(Pékin) Peines plus nombreuses et plus longues : la Chine a considérablement intensifié la répression pénale des Ouïghours et autres minorités musulmanes au Xinjiang (nord-ouest), accuse mercredi l’organisation de défense des droits de l’Homme Human Rights Watch (HRW).

Agence France-Presse

Au moins 250 000 personnes ont été condamnées et incarcérées entre 2016 et 2019 dans la région autonome qui compte environ 25 millions d’habitants, dont une majorité de musulmans, estime dans un rapport l’organisation basée à New York.

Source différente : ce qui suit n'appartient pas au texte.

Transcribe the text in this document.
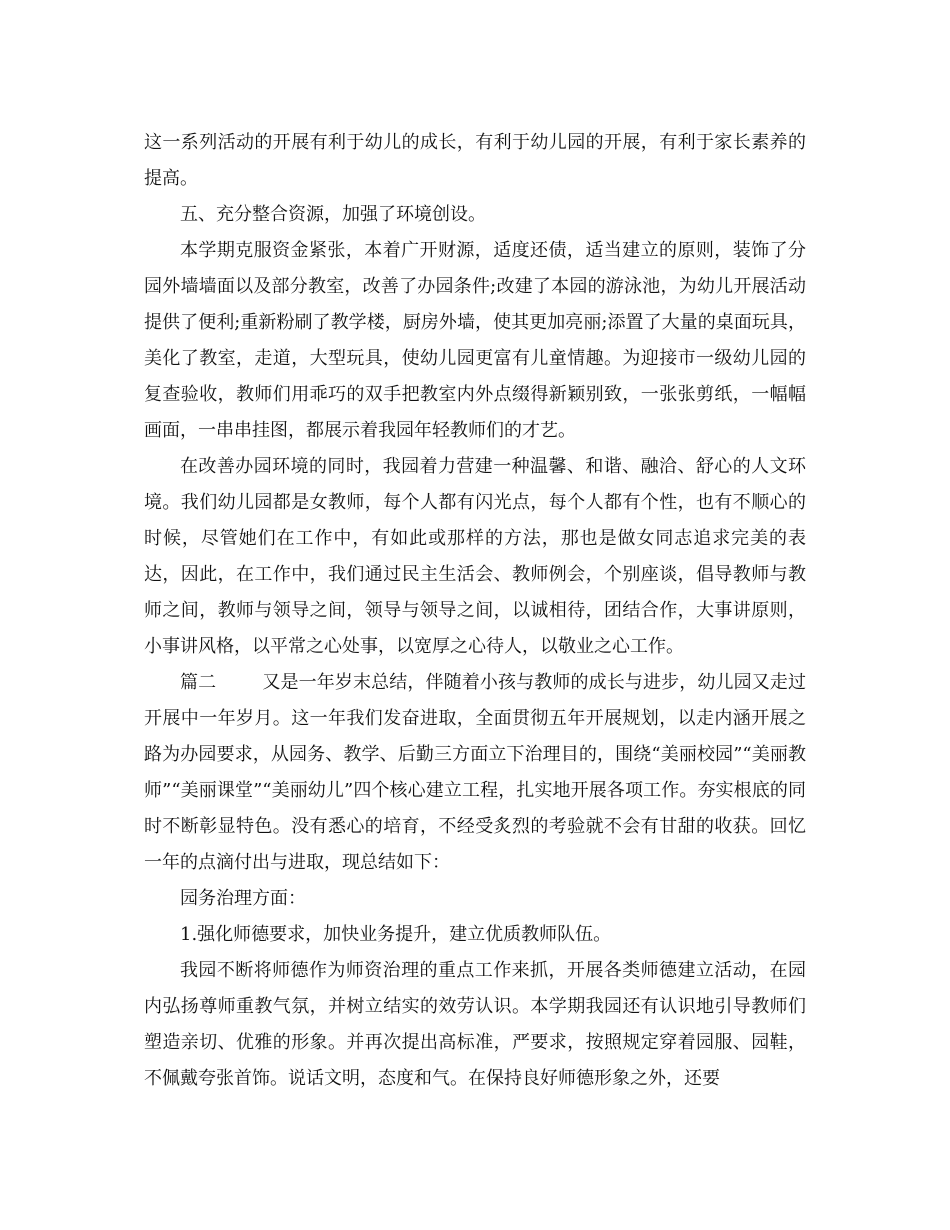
这一系列活动的开展有利于幼儿的成长，有利于幼儿园的开展，有利于家长素养的提高。

五、充分整合资源，加强了环境创设。

本学期克服资金紧张，本着广开财源，适度还债，适当建立的原则，装饰了分园外墙墙面以及部分教室，改善了办园条件;改建了本园的游泳池，为幼儿开展活动提供了便利;重新粉刷了教学楼，厨房外墙，使其更加亮丽;添置了大量的桌面玩具，美化了教室，走道，大型玩具，使幼儿园更富有儿童情趣。为迎接市一级幼儿园的复查验收，教师们用乖巧的双手把教室内外点缀得新颖别致，一张张剪纸，一幅幅画面，一串串挂图，都展示着我园年轻教师们的才艺。

在改善办园环境的同时，我园着力营建一种温馨、和谐、融洽、舒心的人文环境。我们幼儿园都是女教师，每个人都有闪光点，每个人都有个性，也有不顺心的时候，尽管她们在工作中，有如此或那样的方法，那也是做女同志追求完美的表达，因此，在工作中，我们通过民主生活会、教师例会，个别座谈，倡导教师与教师之间，教师与领导之间，领导与领导之间，以诚相待，团结合作，大事讲原则，小事讲风格，以平常之心处事，以宽厚之心待人，以敬业之心工作。

篇二	又是一年岁末总结，伴随着小孩与教师的成长与进步，幼儿园又走过开展中一年岁月。这一年我们发奋进取，全面贯彻五年开展规划，以走内涵开展之路为办园要求，从园务、教学、后勤三方面立下治理目的，围绕“美丽校园”“美丽教师”“美丽课堂”“美丽幼儿”四个核心建立工程，扎实地开展各项工作。夯实根底的同时不断彰显特色。没有悉心的培育，不经受炙烈的考验就不会有甘甜的收获。回忆一年的点滴付出与进取，现总结如下：

园务治理方面：

1.强化师德要求，加快业务提升，建立优质教师队伍。

我园不断将师德作为师资治理的重点工作来抓，开展各类师德建立活动，在园内弘扬尊师重教气氛，并树立结实的效劳认识。本学期我园还有认识地引导教师们塑造亲切、优雅的形象。并再次提出高标准，严要求，按照规定穿着园服、园鞋，不佩戴夸张首饰。说话文明，态度和气。在保持良好师德形象之外，还要
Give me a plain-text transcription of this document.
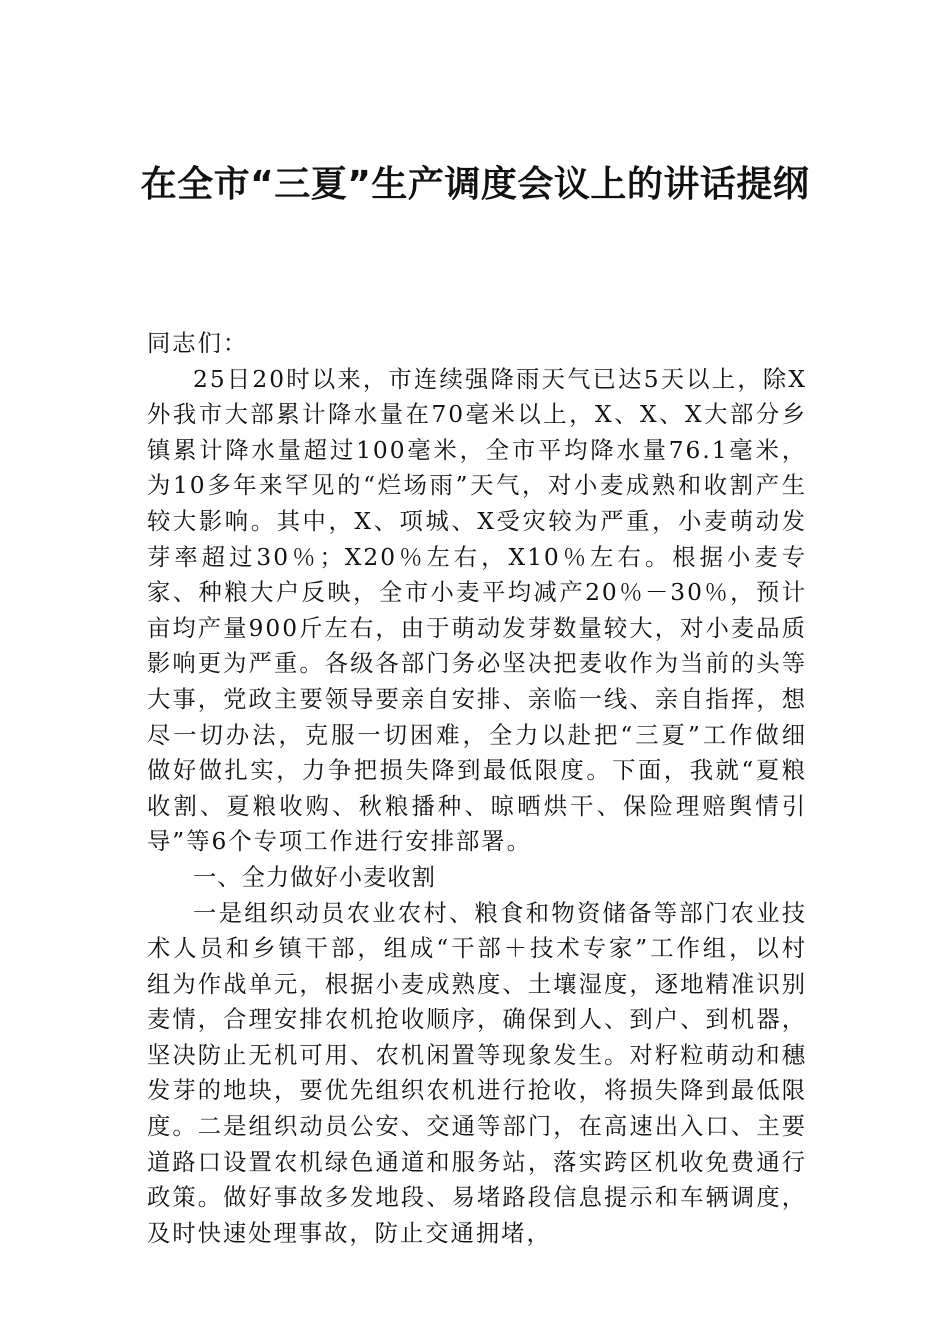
在全市“三夏”生产调度会议上的讲话提纲

同志们：

25日20时以来，市连续强降雨天气已达5天以上，除X外我市大部累计降水量在70毫米以上，X、X、X大部分乡镇累计降水量超过100毫米，全市平均降水量76.1毫米，为10多年来罕见的“烂场雨”天气，对小麦成熟和收割产生较大影响。其中，X、项城、X受灾较为严重，小麦萌动发芽率超过30％；X20％左右，X10％左右。根据小麦专家、种粮大户反映，全市小麦平均减产20％－30％，预计亩均产量900斤左右，由于萌动发芽数量较大，对小麦品质影响更为严重。各级各部门务必坚决把麦收作为当前的头等大事，党政主要领导要亲自安排、亲临一线、亲自指挥，想尽一切办法，克服一切困难，全力以赴把“三夏”工作做细做好做扎实，力争把损失降到最低限度。下面，我就“夏粮收割、夏粮收购、秋粮播种、晾晒烘干、保险理赔舆情引导”等6个专项工作进行安排部署。

一、全力做好小麦收割

一是组织动员农业农村、粮食和物资储备等部门农业技术人员和乡镇干部，组成“干部＋技术专家”工作组，以村组为作战单元，根据小麦成熟度、土壤湿度，逐地精准识别麦情，合理安排农机抢收顺序，确保到人、到户、到机器，坚决防止无机可用、农机闲置等现象发生。对籽粒萌动和穗发芽的地块，要优先组织农机进行抢收，将损失降到最低限度。二是组织动员公安、交通等部门，在高速出入口、主要道路口设置农机绿色通道和服务站，落实跨区机收免费通行政策。做好事故多发地段、易堵路段信息提示和车辆调度，及时快速处理事故，防止交通拥堵，
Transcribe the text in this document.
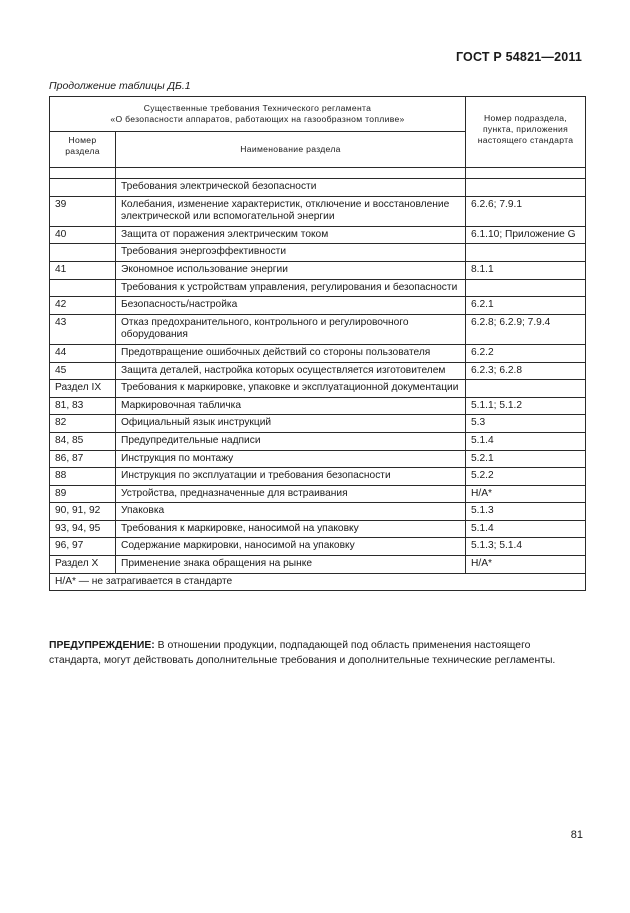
ГОСТ Р 54821—2011
Продолжение таблицы ДБ.1
Существенные требования Технического регламента
«О безопасности аппаратов, работающих на газообразном топливе»		Номер подраздела, пункта, приложения настоящего стандарта
Номер раздела	Наименование раздела	

	Требования электрической безопасности	
39	Колебания, изменение характеристик, отключение и восстановление электрической или вспомогательной энергии	6.2.6; 7.9.1
40	Защита от поражения электрическим током	6.1.10; Приложение G
	Требования энергоэффективности	
41	Экономное использование энергии	8.1.1
	Требования к устройствам управления, регулирования и безопасности	
42	Безопасность/настройка	6.2.1
43	Отказ предохранительного, контрольного и регулировочного оборудования	6.2.8; 6.2.9; 7.9.4
44	Предотвращение ошибочных действий со стороны пользователя	6.2.2
45	Защита деталей, настройка которых осуществляется изготовителем	6.2.3; 6.2.8
Раздел IX	Требования к маркировке, упаковке и эксплуатационной документации	
81, 83	Маркировочная табличка	5.1.1; 5.1.2
82	Официальный язык инструкций	5.3
84, 85	Предупредительные надписи	5.1.4
86, 87	Инструкция по монтажу	5.2.1
88	Инструкция по эксплуатации и требования безопасности	5.2.2
89	Устройства, предназначенные для встраивания	Н/А*
90, 91, 92	Упаковка	5.1.3
93, 94, 95	Требования к маркировке, наносимой на упаковку	5.1.4
96, 97	Содержание маркировки, наносимой на упаковку	5.1.3; 5.1.4
Раздел X	Применение знака обращения на рынке	Н/А*
Н/А* — не затрагивается в стандарте		
ПРЕДУПРЕЖДЕНИЕ: В отношении продукции, подпадающей под область применения настоящего стандарта, могут действовать дополнительные требования и дополнительные технические регламенты.
81
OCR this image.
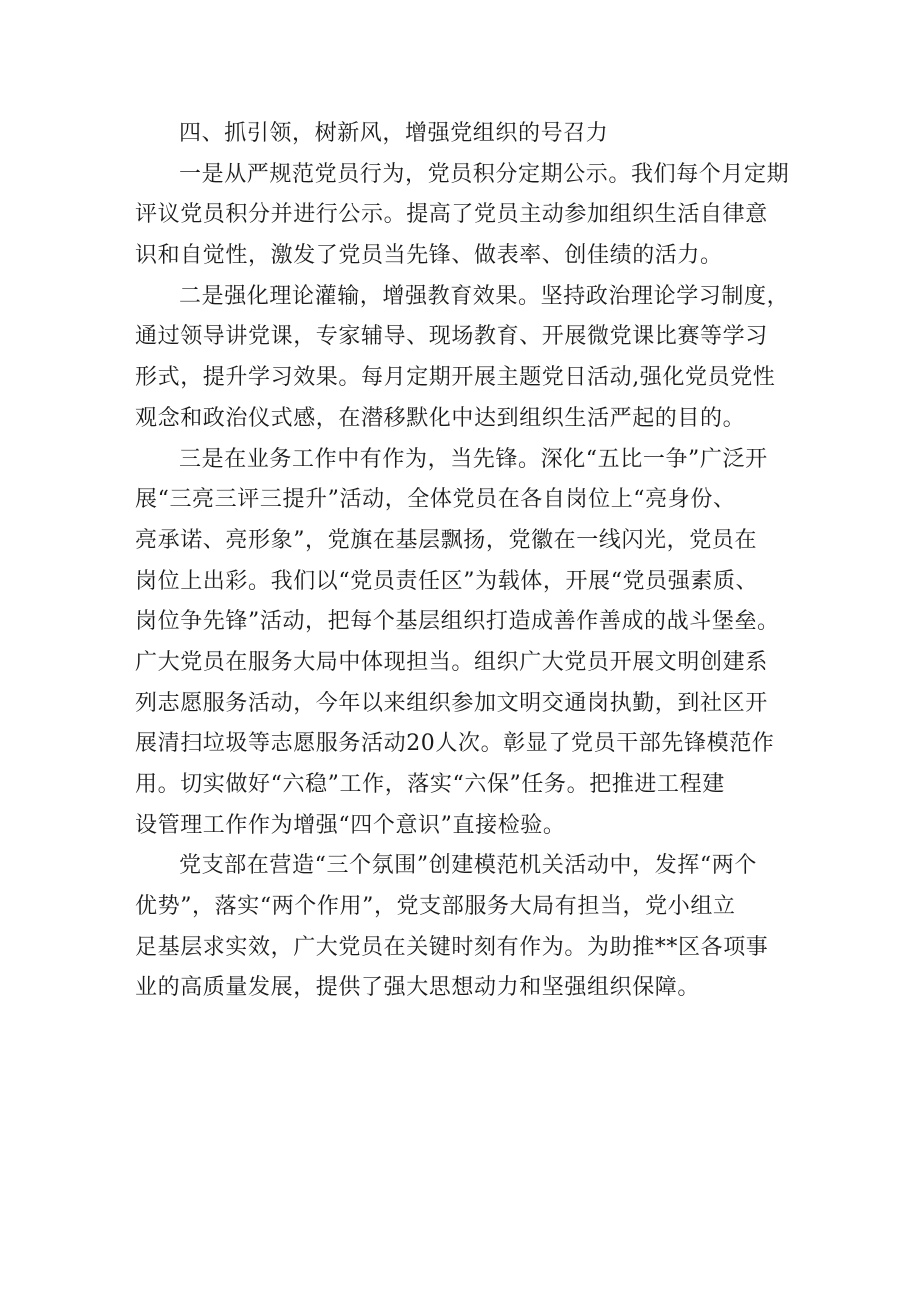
四、抓引领，树新风，增强党组织的号召力
一是从严规范党员行为，党员积分定期公示。我们每个月定期
评议党员积分并进行公示。提高了党员主动参加组织生活自律意
识和自觉性，激发了党员当先锋、做表率、创佳绩的活力。
二是强化理论灌输，增强教育效果。坚持政治理论学习制度，
通过领导讲党课，专家辅导、现场教育、开展微党课比赛等学习
形式，提升学习效果。每月定期开展主题党日活动,强化党员党性
观念和政治仪式感，在潜移默化中达到组织生活严起的目的。
三是在业务工作中有作为，当先锋。深化“五比一争”广泛开
展“三亮三评三提升”活动，全体党员在各自岗位上“亮身份、
亮承诺、亮形象”，党旗在基层飘扬，党徽在一线闪光，党员在
岗位上出彩。我们以“党员责任区”为载体，开展“党员强素质、
岗位争先锋”活动，把每个基层组织打造成善作善成的战斗堡垒。
广大党员在服务大局中体现担当。组织广大党员开展文明创建系
列志愿服务活动，今年以来组织参加文明交通岗执勤，到社区开
展清扫垃圾等志愿服务活动20人次。彰显了党员干部先锋模范作
用。切实做好“六稳”工作，落实“六保”任务。把推进工程建
设管理工作作为增强“四个意识”直接检验。
党支部在营造“三个氛围”创建模范机关活动中，发挥“两个
优势”，落实“两个作用”，党支部服务大局有担当，党小组立
足基层求实效，广大党员在关键时刻有作为。为助推**区各项事
业的高质量发展，提供了强大思想动力和坚强组织保障。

Ces condamnations s’ajoutent à l’incarcération d’un million de Ouïghours dans des camps de rééducation politique évoquée par plusieurs organisations de défense des droits de l’Homme et démentie par Pékin, qui parle de « centres de formation professionnelle » destinés à lutter contre la radicalisation islamiste.

Parmi les motifs de condamnation, HRW cite la « provocation au trouble à l’ordre public », un chef d’inculpation communément utilisé en Chine contre des opposants politiques.

L’organisation évoque aussi parmi les motifs de condamnation le fait d’avoir apporté en Turquie des présents à un proche accusé par les autorités chinoises d’appartenir à une « organisation terroriste », ou encore le fait de « dire aux autres ce qui est permis ou interdit par la religion ».  

« En dépit d’un vernis de légalité, beaucoup de ceux qui se retrouvent en prison au Xinjiang sont de simples personnes qui pratiquent leur religion », affirme HRW.

Les États-Unis estiment que la situation au Xinjiang relève du « génocide » et le parlement canadien a adopté mardi une déclaration en ce sens, s’attirant une réaction outrée de la diplomatie chinoise.

Selon le rapport, les tribunaux locaux ont condamné plus de 99 000 personnes en 2017, contre moins de 40 000 l’année précédente, année où une campagne « Frapper fort contre le terrorisme » a été engagée en réaction à des attentats attribués à des séparatistes ouïghours.

Plus de 133 000 personnes ont été condamnées en 2018 et HRW estime que le chiffre de 2019 est du même ordre que celui des deux années précédentes, même si aucun décompte officiel n’a été fourni pour 2019 et 2020.

Les peines tendent aussi à s’allonger : en 2017, 87 % des condamnations dépassaient cinq ans de prison, contre 11 % seulement auparavant, selon le rapport.  

Interrogé, le porte-parole du ministère chinois des Affaires étrangères, Wang Wenbin, a estimé que HRW « est toujours plein de préjugés à l’égard de la Chine » et que ces accusations « ne doivent pas être crues ».